Over 100 people gathered in Washington Hall on Tuesday evening for Socialists Into City Hall!—a unity event organized by the Seattle chapters of Socialist Alternative and the Democratic Socialists of America. The two groups maintain mostly philosophical differences, but for the short term they plan to put those differences aside and develop some strategies to "build grassroots movements to tax big business and fight for basic needs like publicly owned housing and world class, free mass transit."
Incumbent Councilmember Kshama Sawant, who's defending her seat in District 3, represented SA, a group that has come under scrutiny recently for not disclosing its finances and for controlling Sawant's brain or whatever. Shaun Scott, who's running in District 4, spoke as a member of DSA, an organization that has yet to claim an electoral victory in Seattle. Though her face was all over the posters for the event, community organizer and DSA member Tammy Morales, who's running for city council in District 2, was conspicuously absent.
Event organizer Emily McArthur, who's a member of both DSA and SA, told me that Morales was "enthusiastic" when she was first invited to participate in the evening, but ended up cancelling by e-mail "a week or two" ago. In an interview with The Stranger earlier this month, Morales said she was a member of DSA but didn't embrace Socialism.
"She didn’t want to commit to the big 'S' Socialist I think, which I think is unfortunate," said McArthur. "But the year is young, and so hopefully she decides that socialism is popular, and that it is something that District 2 especially needs. As a District 2 resident, I certainly hope so," she added.
The speakers voiced a few barely detectable differences in terms of long term political strategy between DSA and SA. “Our movements have to be linked to the idea of an alternative to Capitalism itself,” Sawant said, adding that they won't achieve change by simply winning reforms in the current system.
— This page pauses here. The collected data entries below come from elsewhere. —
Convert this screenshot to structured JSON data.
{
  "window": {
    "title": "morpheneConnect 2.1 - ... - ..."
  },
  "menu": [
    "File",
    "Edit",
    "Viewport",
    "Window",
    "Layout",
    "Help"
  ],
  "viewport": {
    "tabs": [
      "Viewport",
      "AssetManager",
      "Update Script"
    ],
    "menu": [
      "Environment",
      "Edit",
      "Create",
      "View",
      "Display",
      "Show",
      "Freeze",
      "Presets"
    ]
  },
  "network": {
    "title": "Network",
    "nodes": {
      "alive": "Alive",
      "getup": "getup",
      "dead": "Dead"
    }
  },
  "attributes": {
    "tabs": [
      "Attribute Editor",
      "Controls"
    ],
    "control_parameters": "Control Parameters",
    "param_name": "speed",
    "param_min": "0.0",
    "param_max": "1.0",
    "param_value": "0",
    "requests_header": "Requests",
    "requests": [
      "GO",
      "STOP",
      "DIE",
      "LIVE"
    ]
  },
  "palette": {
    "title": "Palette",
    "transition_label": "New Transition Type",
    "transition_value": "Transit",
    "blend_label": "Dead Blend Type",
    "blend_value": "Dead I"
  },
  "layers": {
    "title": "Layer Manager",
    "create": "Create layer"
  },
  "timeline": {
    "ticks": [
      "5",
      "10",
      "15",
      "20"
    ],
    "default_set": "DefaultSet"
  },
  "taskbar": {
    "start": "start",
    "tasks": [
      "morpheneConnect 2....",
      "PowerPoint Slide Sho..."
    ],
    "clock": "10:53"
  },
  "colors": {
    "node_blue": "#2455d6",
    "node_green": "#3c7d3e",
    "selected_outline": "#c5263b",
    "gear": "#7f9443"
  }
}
Some have characterized SA as being more revolutionary in their goals and DSA as being more reformist, but ultimately the two groups demonstrated solidarity throughout the course of the evening, which more or less involved socialists asking other socialists about how they could campaign and govern in a way that would be the most socialist.
They certainly agreed on some enemies. Mayor Jenny Durkan was boo-hissed for being "bought by Amazon," former Starbucks CEO Howard Schultz was booed for being a coffee grinch, former interim mayor Tim Burgess was boo-hissed for being Tim Burgess, former Mayor Ed Murray was boo-hissed for being a disgrace, Governor Jay Inslee was boo-hissed for giving Boeing huge tax breaks, and, of course, Jeff Bezos was boo-hissed for opposing a modest tax on big businesses to fund housing and homelessness initiatives in the city. “That’s a sweet sound when somebody boos Jeff Bezos," Sawant said.
Beto Yarce, Sawant's most visible challenger, also was boo-hissed for allegedly scheduling fundraisers with "a parade of corporate executives, lobbyists, and political insiders." A rep from Yarce's campaign confirmed that the candidate has two fundraisers on the calendar. One is organized by Greater Seattle Business Association members. The other will be "at the home of two personal friends of Beto's who have known him since he was a busser at Galeria's restaurant." The rep said the suggested contribution at the latter event is $25.
Sawant and Scott both stressed housing affordability as primary priorities for the movements they're trying to build. Both support taxing the rich to pay for massive investments in public housing. Scott suggested the city could tap into the city's bonding capacity to raise $500 million for housing. Six city council members proposed this number back in 2016. Last year Councilmember Lisa Herbold credited Sawant with helping her get $29 million in bonds for affordable housing in the city budget.
Several taxes were proposed, including a vacancy tax, a tax on big businesses, a speculation tax, and Scott's eco-tax on local polluters.
They didn't leave out the small businesses, either. Sawant stanned for commercial rent control and noted her campaign to save Saba, a local Ethiopian restaurant facing displacement. She also pointed to her role in helping businesses on 23rd Ave get $650,000 in mitigation payments due to construction. Scott promised to look into "a soft reparations project" for businesses owned by immigrants and people of color who are getting gentrified out of their neighborhoods, citing a precedent in former Mayor Nickels's "$50 million community fund to help merchants from being displaced" when they were building the light rail in Rainier Valley.
In general, representatives from both organizations seemed bullish about their success but realistic about the work it will take to win. "We’re ambitious, and we know what it takes. We’ve won two campaigns with Kshama, but we don't take for granted we’re going to win again. There’s been a lot of displacement in our district, and it’s not like the Seattle Times is going to endorse us, so that means we have to fight for peoples’ ears. That means getting out on the streets and getting out at the doors," McArthur said.
Part of that strategy for Scott, he said in a brief interview after the event, involves his use of the Reach app. GeekWire wrote a nice feature about the app, which basically allows candidates to build their own voter lists and contact those voters more easily. The app was created by Rep. Alexandria Ocasio-Cortez's tech team, and it helped drive turnout in her race against longtime incumbent Joe Crowley.
But solidarity among Seattle socialists will also be crucial in attaining electoral victories for both groups, and organizers plan to continue to find ways to build momentum. "More than ever our members are talking to one another and coordinating different events," said Madeline Hanhardt, co-chair of Seattle DSA. “I’m sure there will be more events in the future.”